一定の要件を満たす帳簿書類について、電子データでの保存を認める電子帳簿保存法。2022年1月の改正ではいくつかの要件が緩和され、制度の普及拡大が期待されている。今回は電子帳簿保存法の概要に加え、関係者の反応や取り組みに関する話題をこれまでの記事からピックアップする。

ペーパーレス化の推進に期待がかかる「電子帳簿保存法」

 電子帳簿保存法とは、税法上、紙での保存が義務付けられている帳簿書類について、一定の要件を満たした場合に電子データでの保存を可能とする法律だ。

 電子帳簿保存法によれば、帳簿書類は以下の3種類の方式で保存できる。

・電子的に作成した帳簿書類をデータのまま保存する「電子帳簿等保存」
・紙で受領・作成した書類を画像データで保存する「スキャナ保存」
・電子的に授受した取引情報をデータで保存する「電子取引」

 いずれの方式も「真実性の確保(タイムスタンプの付与など)」と「可視性の確保(誰もが閲覧できるようにしておくことなど)」が必要だ。

 電子帳簿保存法が施行されたのは1998年7月だが、これまでに何度も改正が行われている。直近の改正は2022年1月のものだ。経済社会のデジタル化を踏まえ、経理の電子化による生産性の向上や記帳水準の向上を図ることが目的で、帳簿書類の保存に必要な手続きが一部簡略化された。2023年10月1日に導入されるインボイス制度(適格請求書等保存方式)との連携も想定され、これにより企業のパーパーレス化や電子化の一層の促進が期待されている。

 今回は電子帳簿保存法をめぐる現場の反応や取り組みについて、これまでの記事から紹介していく。

参照:国税庁「電子帳簿保存法の概要」

領収書の電子保存「義務化2年猶予」で知りたい10のこと

 2022年1月の改正電子帳簿保存法では「電子データで受け取った書類」、つまりECサイトなどで受け取った領収書を紙で保存することが禁止される予定だった。これは過去の法改正でも特に大きな変化といえる。

 しかし周知や対応に時間がかかり、中小企業や個人事業主など現場の対応が追いつかないことから、完全施行まで2年間の猶予が設けられている。

紙の請求書やめれば1.1兆円が浮く、経理の悲鳴は届くか

 電子帳簿保存法の目的の一つとされるのが企業のペーパーレス化だ。2020年9月30日に発表された試算によると、日本の企業が請求書を電子化することで「約1兆1424億円」もの費用が浮くという。その内訳は、郵送費と人件費がほぼ半数ずつを占める。

BEARTAIL、ペーパーレス化で在宅勤務でも請求書を処理

 こうした試算を受けて、企業のペーパーレス化を推進するスタートアップ企業も登場している。
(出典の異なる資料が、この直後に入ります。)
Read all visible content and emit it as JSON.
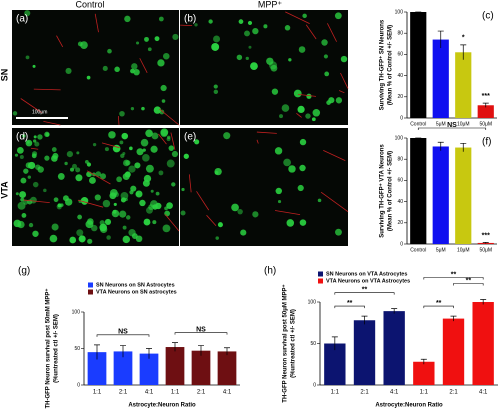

2012年設立のBEARTAIL(ベアテイル、現TOKIUM=トキウム)は、2020年10月から請求書のペーパーレス化サービス「INVOICE POST(インボイスポスト)=現・TOKIUMインボイス」の提供を開始した。ユーザー企業に代わって請求書を受け取り、PDF化からデータ入力まで一貫して行うのがサービスの特徴だ。

進化するペーパーレス 電子化で紙も手間もなくす

 サントリーグループは、2018年から「PPLP(ペーパーレスプロジェクト)」という社内プロジェクトを進めてきた。目標は「他の企業と交わす契約に関する社内稟議(りんぎ)のペーパーレス化」で、すでに2020年6月から契約稟議の電子化システムを稼働させている。2021年には国内のグループ企業40社に広げていきたい考えだ(当時)。

改正電帳法、インボイス制度にどう対応する?

 改正電子帳簿保存法による「電子保存の義務化」は2022年1月の予定だったが、2年間の猶予が設けられた。しかし2023年にはインボイス制度(適格請求書等保存方式)の導入が決まっている。この制度と帳簿書類の電子化を連携させるとなると、2023年には電子保存に対応しなければならない。

「不確実性」をソフトウエアで乗りこなす

 電子帳簿保存法とインボイス制度の導入が、それぞれの企業にどのような影響を与えるかは未知数だ。しかし対応を間違えれば「営業利益が10%以下の会社の場合は赤字に陥る可能性」があるといわれ、経理部だけでなく経営者にも、制度についての正確な理解が必要とされている。

最後に

 ペーパーレス化をはじめ、企業の業務効率化を促す電子帳簿保存法。これまで数度の改正が行われてきたが、2022年1月に施行された改正では「電子保存の義務化」という大きな変化が加えられた。完全施行まで2年の猶予が与えられたものの、2023年にはインボイス制度が導入されることもあり、すべての企業に制度への理解と速やかな対応が求められている。